Eh bien voilà , la solution, comme souvent lorsque l’on a des problèmes techniques avec un FAI, aura été d’en changer. De FAI, pas de problèmes, même si à la longue, ça revient un peu au même. Merci donc à Free qui nous a soutenu pendant deux mois que l’on ne pouvait avoir une connexion à 8Mb/s, que c’était physiquement impossible alors que c’est exactement ce qu’ils nous délivraient depuis 1 an et demi. Merci donc de nous avoir fait choisir la concurrence qui elle nous connecte à 20Mb/s.

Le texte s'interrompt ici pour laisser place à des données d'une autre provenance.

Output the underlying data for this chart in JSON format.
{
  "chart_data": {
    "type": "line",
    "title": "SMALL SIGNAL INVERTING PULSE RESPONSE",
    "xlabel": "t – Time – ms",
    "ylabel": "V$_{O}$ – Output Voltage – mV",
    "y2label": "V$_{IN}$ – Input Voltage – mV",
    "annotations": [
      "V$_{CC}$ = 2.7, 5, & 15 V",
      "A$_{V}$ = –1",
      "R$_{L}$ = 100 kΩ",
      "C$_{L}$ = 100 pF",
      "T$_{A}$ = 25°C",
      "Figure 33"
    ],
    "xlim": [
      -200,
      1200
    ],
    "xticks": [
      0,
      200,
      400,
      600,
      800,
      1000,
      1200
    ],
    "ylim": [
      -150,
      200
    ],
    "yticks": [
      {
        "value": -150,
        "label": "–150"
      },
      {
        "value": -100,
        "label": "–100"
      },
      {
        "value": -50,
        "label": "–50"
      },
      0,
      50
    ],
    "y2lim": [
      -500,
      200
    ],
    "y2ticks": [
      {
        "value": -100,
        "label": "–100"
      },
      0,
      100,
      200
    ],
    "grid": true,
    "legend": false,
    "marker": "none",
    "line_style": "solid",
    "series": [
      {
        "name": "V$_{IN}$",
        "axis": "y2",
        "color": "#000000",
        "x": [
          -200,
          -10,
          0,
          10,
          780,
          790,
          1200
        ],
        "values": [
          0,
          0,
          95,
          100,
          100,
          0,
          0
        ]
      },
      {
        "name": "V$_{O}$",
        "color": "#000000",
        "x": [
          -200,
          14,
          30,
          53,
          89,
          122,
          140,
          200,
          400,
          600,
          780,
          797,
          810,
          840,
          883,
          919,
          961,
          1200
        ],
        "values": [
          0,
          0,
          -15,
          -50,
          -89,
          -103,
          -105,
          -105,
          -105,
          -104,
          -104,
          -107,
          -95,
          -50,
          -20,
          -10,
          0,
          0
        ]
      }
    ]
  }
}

Et en trois jours ! Alors que l’on attendait encore des nouvelles du service technique de Free qui devait , comme annoncé plus d’une semaine auparavant, intervenir à nouveau dans les 72 heures.
Me voici donc de retour ici et là , avec des courriels en attente, des fils RSS qui dégueulent etc.

22 avril 2009 17:22
De 8 à 20 Mb/s… je vais peut-être tenter le changement aussi parce que 2 Mb:)/s à Paris ça me parait pas terrible ;)
23 avril 2009 15:10
Diantre ! En ces temps de crise(s), et de chasse aux sorcières qui tarde à venir, voilà qu’un suppôt du capitalisme assassin vient se perdre sur mon blog pour jeter l’opprobre ou tout au moins le doute quant aux affinités anarcho-gauchistes de l’auteur d’icelui. Ça craint.
Ceci dit, attention tout de même, être encore à 2MB/s à Paris en 2009 ne fait pas montre d’un sens des affaires très affuté, ce qui peut être préjudiciable à une grande carrière dans ton secteur d’activité. Quoique.
24 avril 2009 0:13
Que veux-tu le fils d’ouvrier et de chômeur que je suis à le droit de rêver. Les seuls anarcho-gauchistes, que je connaisse, sont tous des fils de bourgeois qui n’ont jamais connu la faim ;)
25 avril 2009 4:20
Camarade, comme j’aimerais te dire que tu te trompes de rêve. Comme j’aimerais pouvoir l’exprimer sans que cela puisse paraître bassement rhétorique ou polémique. Mais qui suis-je pour me le permettre, nous ne nous connaissons pas et j’ignore ce qui te vaut ces rêves-là .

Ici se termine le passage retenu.